Lo racconta l’analista a Bloomberg, che spiega come sia la stessa Apple a limitare la sua posizione sul mercato. Tra i principali partner che devono ancora firmare un contratto con Cupertino per la vendita di iPhone ci sono anche China Mobile, maggiore operatore telefonico del mondo per numero di utenti, e NTT DoCoMo, principale carrier giapponese.
Dediu fa notare come il principale concorrente di Apple, Samsung, abbia invece un contratto firmato con quasi tutti gli 800 operatori mobili del mondo. Apple, quando si avvicina ad un carrier, richiede il pagamento di quote non indifferenti che pesano sulle casse dell’operatore. Secondo Dediu le richieste di Apple sarebbero talmente dure da rendere sostanzialmente impossibile la firma del contratto per operatori che non hanno un grande numero di utenti pronti a sottoscrivere costosi contratti.

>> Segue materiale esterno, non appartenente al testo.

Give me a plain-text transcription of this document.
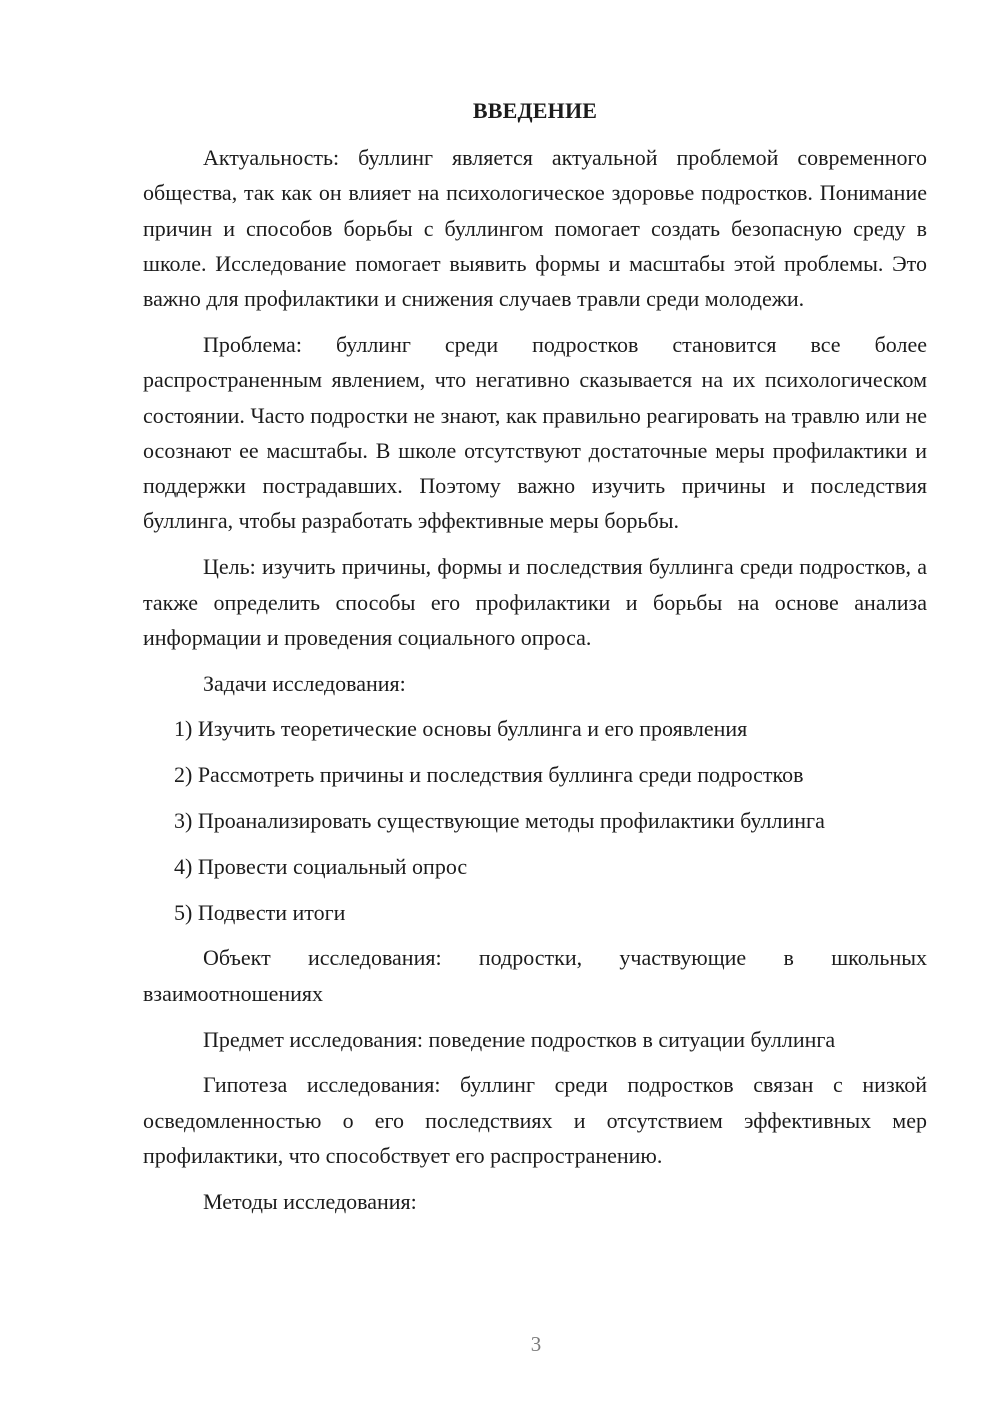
ВВЕДЕНИЕ

Актуальность: буллинг является актуальной проблемой современного общества, так как он влияет на психологическое здоровье подростков. Понимание причин и способов борьбы с буллингом помогает создать безопасную среду в школе. Исследование помогает выявить формы и масштабы этой проблемы. Это важно для профилактики и снижения случаев травли среди молодежи.

Проблема: буллинг среди подростков становится все более распространенным явлением, что негативно сказывается на их психологическом состоянии. Часто подростки не знают, как правильно реагировать на травлю или не осознают ее масштабы. В школе отсутствуют достаточные меры профилактики и поддержки пострадавших. Поэтому важно изучить причины и последствия буллинга, чтобы разработать эффективные меры борьбы.

Цель: изучить причины, формы и последствия буллинга среди подростков, а также определить способы его профилактики и борьбы на основе анализа информации и проведения социального опроса.

Задачи исследования:

1) Изучить теоретические основы буллинга и его проявления
2) Рассмотреть причины и последствия буллинга среди подростков
3) Проанализировать существующие методы профилактики буллинга
4) Провести социальный опрос
5) Подвести итоги

Объект исследования: подростки, участвующие в школьных взаимоотношениях

Предмет исследования: поведение подростков в ситуации буллинга

Гипотеза исследования: буллинг среди подростков связан с низкой осведомленностью о его последствиях и отсутствием эффективных мер профилактики, что способствует его распространению.

Методы исследования:

3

Dediu conclude quindi sostenendo che una grande fetta di mercato (stimata in 2,8 miliardi di utenti) non ha iPhone perché semplicemente non può averlo. Questo segmento di mercato potrebbe essere riempito da un iPhone economico. Da tempo si parla della possibilità che Apple stia progettando un iPhone di fascia intermedia da essere venduto senza contratto. Questo genere di dispositivo potrebbe così fare gola non soltanto ai mercati emergenti, ma anche agli utenti di questi operatori che non possono permettersi l’acquisto di iPhone.
Proprio negli scorsi giorni era stato anche messo in evidenza come la fascia di prezzo intermedia (tra i 300 e i 500 dollari) sia attualmente poco occupata, e potrebbe offrire un ottimo bacino di utenti per Apple.